At the ongoing 48th session of the UN Human Rights Council in Geneva, Kai Mueller raised cases of arbitrary detention and disappearance of Tibetans and human rights issues related to development policies in Tibet. Mueller spoke on behalf of the Helsinki Foundation for Human Rights.

“Tibetans continue to be arbitrarily detained for practicing their religious beliefs, for voicing dissent with government policies or for defending their rights,” Mueller said, raising the cases of Rinchen TsultrimGo Sherab Gyatso and Dorjee Tashi.
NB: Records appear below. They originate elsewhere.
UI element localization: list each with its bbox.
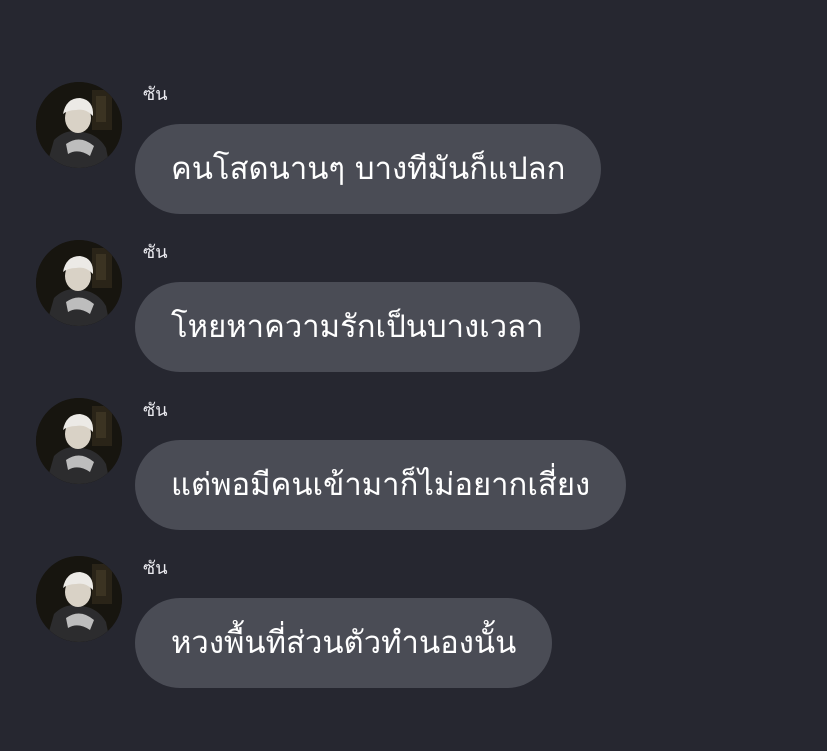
message-row: ซัน โหยหาความรักเป็นบางเวลา	[0, 240, 827, 380]
profile-photo	[36, 82, 122, 168]
message-row: ซัน คนโสดนานๆ บางทีมันก็แปลก	[0, 82, 827, 222]
chat-thread: ซัน คนโสดนานๆ บางทีมันก็แปลก ซัน โหยหาคว…	[0, 0, 827, 751]
sender-name: ซัน	[143, 558, 168, 579]
message-bubble[interactable]: หวงพื้นที่ส่วนตัวทำนองนั้น	[135, 598, 553, 688]
avatar[interactable]	[36, 398, 122, 484]
sender-name: ซัน	[143, 242, 168, 263]
avatar[interactable]	[36, 556, 122, 642]
avatar[interactable]	[36, 240, 122, 326]
message-bubble[interactable]: โหยหาความรักเป็นบางเวลา	[135, 282, 580, 372]
profile-photo	[36, 398, 122, 484]
message-bubble[interactable]: แต่พอมีคนเข้ามาก็ไม่อยากเสี่ยง	[135, 440, 627, 530]
message-bubble[interactable]: คนโสดนานๆ บางทีมันก็แปลก	[135, 124, 602, 214]
sender-name: ซัน	[143, 400, 168, 421]
profile-photo	[36, 240, 122, 326]
sender-name: ซัน	[143, 84, 168, 105]
message-row: ซัน หวงพื้นที่ส่วนตัวทำนองนั้น	[0, 556, 827, 696]
message-row: ซัน แต่พอมีคนเข้ามาก็ไม่อยากเสี่ยง	[0, 398, 827, 538]
avatar[interactable]	[36, 82, 122, 168]
profile-photo	[36, 556, 122, 642]
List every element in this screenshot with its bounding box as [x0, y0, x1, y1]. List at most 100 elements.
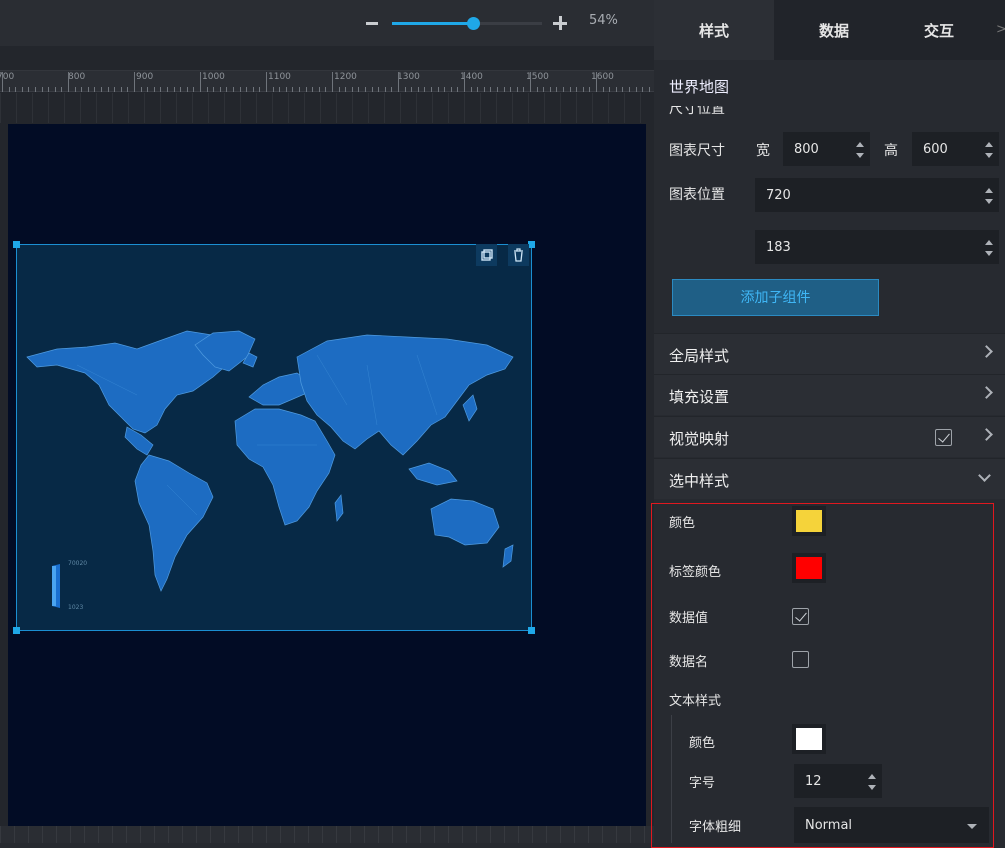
ruler-tick	[490, 87, 492, 92]
world-map-chart[interactable]	[16, 244, 532, 631]
ruler-tick	[206, 87, 208, 92]
ruler-tick	[457, 87, 459, 92]
ruler-tick	[576, 87, 578, 92]
ruler-label: 1000	[202, 72, 225, 82]
zoom-out-icon[interactable]	[366, 22, 378, 25]
label-color-swatch[interactable]	[792, 553, 826, 583]
ruler-label: 1100	[268, 72, 291, 82]
tab-style[interactable]: 样式	[654, 0, 774, 60]
ruler-label: 900	[136, 72, 154, 82]
position-x-input[interactable]: 720	[755, 178, 999, 212]
ruler-tick	[516, 87, 518, 92]
ruler-tick	[147, 87, 149, 92]
ruler-tick	[543, 87, 545, 92]
ruler-tick	[292, 87, 294, 92]
ruler-tick	[21, 87, 23, 92]
height-input[interactable]: 600	[912, 132, 999, 166]
section-fill-settings[interactable]: 填充设置	[654, 374, 1005, 415]
zoom-slider[interactable]	[392, 17, 542, 30]
ruler-tick	[589, 87, 591, 92]
chevron-right-icon	[980, 428, 993, 441]
resize-handle-top-left[interactable]	[13, 241, 20, 248]
ruler-tick	[120, 87, 122, 92]
height-stepper-icon[interactable]	[984, 142, 994, 158]
data-name-checkbox[interactable]	[792, 651, 809, 668]
ruler-tick	[259, 87, 261, 92]
ruler-tick	[371, 87, 373, 92]
ruler-tick	[536, 87, 538, 92]
text-style-label: 文本样式	[669, 694, 722, 709]
position-y-stepper-icon[interactable]	[984, 240, 994, 256]
tab-scroll-right-icon[interactable]: >	[996, 22, 1005, 37]
data-name-label: 数据名	[669, 655, 709, 670]
position-x-stepper-icon[interactable]	[984, 188, 994, 204]
section-label: 填充设置	[669, 388, 730, 406]
resize-handle-bottom-right[interactable]	[528, 627, 535, 634]
visual-mapping-checkbox[interactable]	[935, 429, 952, 446]
resize-handle-bottom-left[interactable]	[13, 627, 20, 634]
font-weight-value: Normal	[805, 818, 853, 833]
ruler-tick	[107, 87, 109, 92]
resize-handle-top-right[interactable]	[528, 241, 535, 248]
font-size-input[interactable]: 12	[794, 764, 882, 798]
ruler-tick	[180, 87, 182, 92]
ruler-tick	[28, 87, 30, 92]
position-y-value: 183	[766, 240, 791, 255]
ruler-tick	[556, 87, 558, 92]
ruler-tick	[252, 87, 254, 92]
color-swatch[interactable]	[792, 506, 826, 536]
data-value-checkbox[interactable]	[792, 608, 809, 625]
position-x-value: 720	[766, 188, 791, 203]
font-size-label: 字号	[689, 776, 716, 791]
ruler-tick	[61, 87, 63, 92]
ruler-tick	[48, 87, 50, 92]
ruler-label: 1200	[334, 72, 357, 82]
ruler-tick	[200, 72, 201, 92]
text-color-swatch-fill	[796, 728, 822, 750]
text-color-swatch[interactable]	[792, 724, 826, 754]
ruler-tick	[312, 87, 314, 92]
label-color-label: 标签颜色	[669, 565, 722, 580]
font-size-stepper-icon[interactable]	[867, 774, 877, 790]
ruler-tick	[391, 87, 393, 92]
width-stepper-icon[interactable]	[855, 142, 865, 158]
width-input[interactable]: 800	[783, 132, 870, 166]
ruler-tick	[68, 72, 69, 92]
ruler-tick	[530, 72, 531, 92]
ruler-label: 1300	[397, 72, 420, 82]
height-label: 高	[884, 143, 898, 159]
section-global-style[interactable]: 全局样式	[654, 333, 1005, 374]
ruler-tick	[470, 87, 472, 92]
ruler-tick	[464, 72, 465, 92]
section-selected-style[interactable]: 选中样式	[654, 458, 1005, 499]
ruler-tick	[213, 87, 215, 92]
ruler-tick	[193, 87, 195, 92]
ruler-tick	[35, 87, 36, 92]
font-weight-select[interactable]: Normal	[794, 807, 989, 843]
ruler-tick	[398, 72, 399, 92]
ruler-tick	[266, 72, 267, 92]
ruler-tick	[523, 87, 525, 92]
ruler-tick	[417, 87, 419, 92]
zoom-percent: 54%	[589, 13, 618, 28]
add-child-component-button[interactable]: 添加子组件	[672, 279, 879, 316]
zoom-slider-knob[interactable]	[467, 17, 480, 30]
position-y-input[interactable]: 183	[755, 230, 999, 264]
tab-interaction[interactable]: 交互	[904, 0, 974, 60]
chevron-right-icon	[980, 345, 993, 358]
zoom-in-icon[interactable]	[553, 16, 567, 30]
height-value: 600	[923, 142, 948, 157]
ruler-tick	[246, 87, 248, 92]
zoom-slider-fill	[392, 22, 473, 25]
ruler-tick	[153, 87, 155, 92]
copy-icon[interactable]	[476, 244, 497, 266]
ruler-tick	[622, 87, 624, 92]
ruler-tick	[219, 87, 221, 92]
trash-icon[interactable]	[508, 244, 529, 266]
chart-size-label: 图表尺寸	[669, 143, 725, 159]
tab-data[interactable]: 数据	[784, 0, 884, 60]
bottom-scroll-strip[interactable]	[0, 826, 654, 843]
font-weight-label: 字体粗细	[689, 820, 742, 835]
ruler-tick	[239, 87, 241, 92]
section-visual-mapping[interactable]: 视觉映射	[654, 416, 1005, 457]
While Go Sherab Gyatso’s whereabouts are still unknown, Tibetan businessman Dorjee Tashi’s case is particularly concerning, and his testimony on torture he suffered during pre-trial detention has become available only now.

Mueller noted with serious concern reports about an ongoing wave of arrests of Tibetans in Kardze (Chinese: Ganzi) prefecture in Sichuan province amid a crackdown by authorities on language rights and possession of images of the Tibetan spiritual leader the Dalai Lama. The Human Rights Council heard the reports of the UN Working Groups on Arbitrary Detention and on Enforced and Involuntary Disappearance.
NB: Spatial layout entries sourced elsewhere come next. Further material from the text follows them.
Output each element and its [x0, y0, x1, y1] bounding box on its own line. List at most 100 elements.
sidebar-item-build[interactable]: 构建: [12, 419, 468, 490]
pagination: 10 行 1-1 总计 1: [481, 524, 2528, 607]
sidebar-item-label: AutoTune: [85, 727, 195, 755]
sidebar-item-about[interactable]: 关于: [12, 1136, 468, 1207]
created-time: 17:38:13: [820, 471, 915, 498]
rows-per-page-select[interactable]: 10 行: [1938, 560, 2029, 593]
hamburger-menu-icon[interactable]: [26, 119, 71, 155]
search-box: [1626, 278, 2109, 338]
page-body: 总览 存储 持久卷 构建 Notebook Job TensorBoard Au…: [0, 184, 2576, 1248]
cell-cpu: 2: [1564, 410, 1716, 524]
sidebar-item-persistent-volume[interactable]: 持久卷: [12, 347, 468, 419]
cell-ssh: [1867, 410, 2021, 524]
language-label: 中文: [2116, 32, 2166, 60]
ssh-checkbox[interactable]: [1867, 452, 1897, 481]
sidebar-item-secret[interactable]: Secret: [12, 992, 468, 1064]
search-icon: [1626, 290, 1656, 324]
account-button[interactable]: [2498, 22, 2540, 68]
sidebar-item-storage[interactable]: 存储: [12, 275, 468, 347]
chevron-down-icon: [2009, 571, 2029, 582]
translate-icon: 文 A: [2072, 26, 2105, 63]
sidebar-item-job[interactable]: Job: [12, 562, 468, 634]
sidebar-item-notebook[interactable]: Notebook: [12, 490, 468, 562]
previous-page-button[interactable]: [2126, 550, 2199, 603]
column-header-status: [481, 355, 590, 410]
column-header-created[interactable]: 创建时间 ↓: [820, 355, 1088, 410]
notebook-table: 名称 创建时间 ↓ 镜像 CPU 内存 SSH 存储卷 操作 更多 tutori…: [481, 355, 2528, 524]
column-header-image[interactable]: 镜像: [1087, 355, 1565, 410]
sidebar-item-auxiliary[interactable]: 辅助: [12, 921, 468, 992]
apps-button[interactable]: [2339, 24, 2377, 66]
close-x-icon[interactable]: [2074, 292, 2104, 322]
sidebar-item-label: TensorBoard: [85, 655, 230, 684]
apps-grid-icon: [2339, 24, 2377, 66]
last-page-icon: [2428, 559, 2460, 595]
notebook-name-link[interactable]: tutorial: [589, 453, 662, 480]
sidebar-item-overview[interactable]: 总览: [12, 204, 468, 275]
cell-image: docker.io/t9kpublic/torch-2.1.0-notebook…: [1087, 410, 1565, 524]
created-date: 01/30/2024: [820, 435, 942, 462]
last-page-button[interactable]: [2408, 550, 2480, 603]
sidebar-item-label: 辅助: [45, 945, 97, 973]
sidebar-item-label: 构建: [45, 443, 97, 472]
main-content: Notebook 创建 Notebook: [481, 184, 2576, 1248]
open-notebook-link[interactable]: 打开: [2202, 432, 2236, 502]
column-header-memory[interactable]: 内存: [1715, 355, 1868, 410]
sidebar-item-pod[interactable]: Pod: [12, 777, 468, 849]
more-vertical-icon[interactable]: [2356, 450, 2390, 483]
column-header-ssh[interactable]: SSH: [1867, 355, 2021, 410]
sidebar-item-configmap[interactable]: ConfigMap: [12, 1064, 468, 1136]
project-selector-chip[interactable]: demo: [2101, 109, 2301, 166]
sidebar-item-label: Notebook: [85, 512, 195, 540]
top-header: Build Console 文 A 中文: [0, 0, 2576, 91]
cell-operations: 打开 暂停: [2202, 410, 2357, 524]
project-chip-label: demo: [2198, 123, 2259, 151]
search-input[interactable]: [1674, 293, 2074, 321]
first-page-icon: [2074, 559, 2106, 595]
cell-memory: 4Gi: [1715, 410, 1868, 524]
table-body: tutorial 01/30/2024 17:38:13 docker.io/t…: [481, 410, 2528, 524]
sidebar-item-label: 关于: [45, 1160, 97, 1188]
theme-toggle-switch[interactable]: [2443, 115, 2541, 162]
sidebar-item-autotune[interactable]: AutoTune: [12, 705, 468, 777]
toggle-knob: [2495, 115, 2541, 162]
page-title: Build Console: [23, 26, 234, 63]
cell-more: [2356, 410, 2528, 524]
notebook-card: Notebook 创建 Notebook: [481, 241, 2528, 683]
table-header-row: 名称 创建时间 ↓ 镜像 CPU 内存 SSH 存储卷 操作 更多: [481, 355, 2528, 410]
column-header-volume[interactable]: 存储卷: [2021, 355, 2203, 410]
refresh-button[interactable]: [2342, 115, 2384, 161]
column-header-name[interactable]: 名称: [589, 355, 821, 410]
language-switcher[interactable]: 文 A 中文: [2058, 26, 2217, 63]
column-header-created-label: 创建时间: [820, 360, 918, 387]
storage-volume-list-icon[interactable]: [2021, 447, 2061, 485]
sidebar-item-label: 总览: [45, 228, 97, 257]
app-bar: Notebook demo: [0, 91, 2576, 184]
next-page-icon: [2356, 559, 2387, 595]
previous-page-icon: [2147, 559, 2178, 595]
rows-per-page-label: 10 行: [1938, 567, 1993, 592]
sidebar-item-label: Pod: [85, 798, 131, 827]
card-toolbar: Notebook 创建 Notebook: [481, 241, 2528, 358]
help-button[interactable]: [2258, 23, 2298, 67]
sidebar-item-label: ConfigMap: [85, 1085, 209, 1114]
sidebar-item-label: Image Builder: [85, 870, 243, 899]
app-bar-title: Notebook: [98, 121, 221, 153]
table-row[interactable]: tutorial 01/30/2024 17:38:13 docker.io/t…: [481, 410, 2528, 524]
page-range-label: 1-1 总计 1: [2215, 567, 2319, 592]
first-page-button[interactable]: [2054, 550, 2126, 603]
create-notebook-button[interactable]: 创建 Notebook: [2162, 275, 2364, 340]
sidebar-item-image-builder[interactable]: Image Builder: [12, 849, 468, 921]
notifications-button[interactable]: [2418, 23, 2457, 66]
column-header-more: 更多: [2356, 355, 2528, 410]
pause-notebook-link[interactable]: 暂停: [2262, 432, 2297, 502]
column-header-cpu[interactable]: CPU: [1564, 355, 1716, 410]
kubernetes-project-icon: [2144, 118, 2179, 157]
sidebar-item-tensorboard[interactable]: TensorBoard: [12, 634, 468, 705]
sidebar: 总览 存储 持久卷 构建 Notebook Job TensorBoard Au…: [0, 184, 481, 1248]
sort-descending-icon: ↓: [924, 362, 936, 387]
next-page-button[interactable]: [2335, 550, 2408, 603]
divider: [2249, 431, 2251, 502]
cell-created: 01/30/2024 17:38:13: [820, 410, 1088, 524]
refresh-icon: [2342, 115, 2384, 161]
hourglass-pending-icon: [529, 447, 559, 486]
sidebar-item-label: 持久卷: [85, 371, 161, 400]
With regard to the report of the special rapporteur on the right to development, Mueller delivered a statement on behalf of the Helsinki Foundation for Human Rights calling on the special rapporteur and Human Rights Council member states to consider the project of “development” and the right to development within the context of climate responses with serious caution. He noted so-called “development” and “environmental” policies in the People’s Republic of China have been used to disempower local Tibetans, extract resources and damage their local environments.
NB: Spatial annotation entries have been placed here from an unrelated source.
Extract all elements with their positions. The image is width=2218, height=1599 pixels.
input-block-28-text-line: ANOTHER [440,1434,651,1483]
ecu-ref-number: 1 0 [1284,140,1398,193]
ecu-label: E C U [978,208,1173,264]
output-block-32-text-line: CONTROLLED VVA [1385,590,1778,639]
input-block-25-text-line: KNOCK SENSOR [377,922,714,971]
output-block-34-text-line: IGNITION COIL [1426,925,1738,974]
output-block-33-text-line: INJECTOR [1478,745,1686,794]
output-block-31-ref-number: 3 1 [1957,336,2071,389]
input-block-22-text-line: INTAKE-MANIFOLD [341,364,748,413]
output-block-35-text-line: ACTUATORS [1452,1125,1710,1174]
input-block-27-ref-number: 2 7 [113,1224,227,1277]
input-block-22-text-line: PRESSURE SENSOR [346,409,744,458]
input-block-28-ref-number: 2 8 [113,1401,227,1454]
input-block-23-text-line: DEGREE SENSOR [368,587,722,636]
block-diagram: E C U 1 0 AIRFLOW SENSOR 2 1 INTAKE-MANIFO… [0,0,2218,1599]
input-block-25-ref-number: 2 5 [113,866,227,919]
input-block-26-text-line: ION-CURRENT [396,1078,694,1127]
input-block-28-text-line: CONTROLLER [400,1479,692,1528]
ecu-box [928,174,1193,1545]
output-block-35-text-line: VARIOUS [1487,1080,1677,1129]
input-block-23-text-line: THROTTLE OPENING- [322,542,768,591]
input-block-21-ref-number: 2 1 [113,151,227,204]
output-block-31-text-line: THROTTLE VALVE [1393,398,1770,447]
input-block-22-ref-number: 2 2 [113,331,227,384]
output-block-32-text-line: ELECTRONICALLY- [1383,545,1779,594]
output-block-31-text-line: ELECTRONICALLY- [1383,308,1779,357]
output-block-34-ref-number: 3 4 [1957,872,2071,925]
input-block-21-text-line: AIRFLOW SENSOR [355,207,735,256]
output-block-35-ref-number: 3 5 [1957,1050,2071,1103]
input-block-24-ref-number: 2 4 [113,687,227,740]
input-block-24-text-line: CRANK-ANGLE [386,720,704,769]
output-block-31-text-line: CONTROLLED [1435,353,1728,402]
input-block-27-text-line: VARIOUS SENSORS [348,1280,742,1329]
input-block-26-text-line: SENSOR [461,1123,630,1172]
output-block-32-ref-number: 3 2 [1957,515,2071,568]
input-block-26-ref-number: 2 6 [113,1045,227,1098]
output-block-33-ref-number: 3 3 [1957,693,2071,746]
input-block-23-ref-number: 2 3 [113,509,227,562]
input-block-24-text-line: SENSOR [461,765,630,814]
Mueller cited policies such as grassland privatization, nomad relocation and the expansion of extractive industries as accelerating desertification and the loss of a major carbon sink. He urged the special rapporteur and member states to prioritize the promotion of fundamental civil and political rights, so that individuals can access information and participate in policy decision-making, as well as seek accountability and justice, regardless of whether policies are development or climate focused.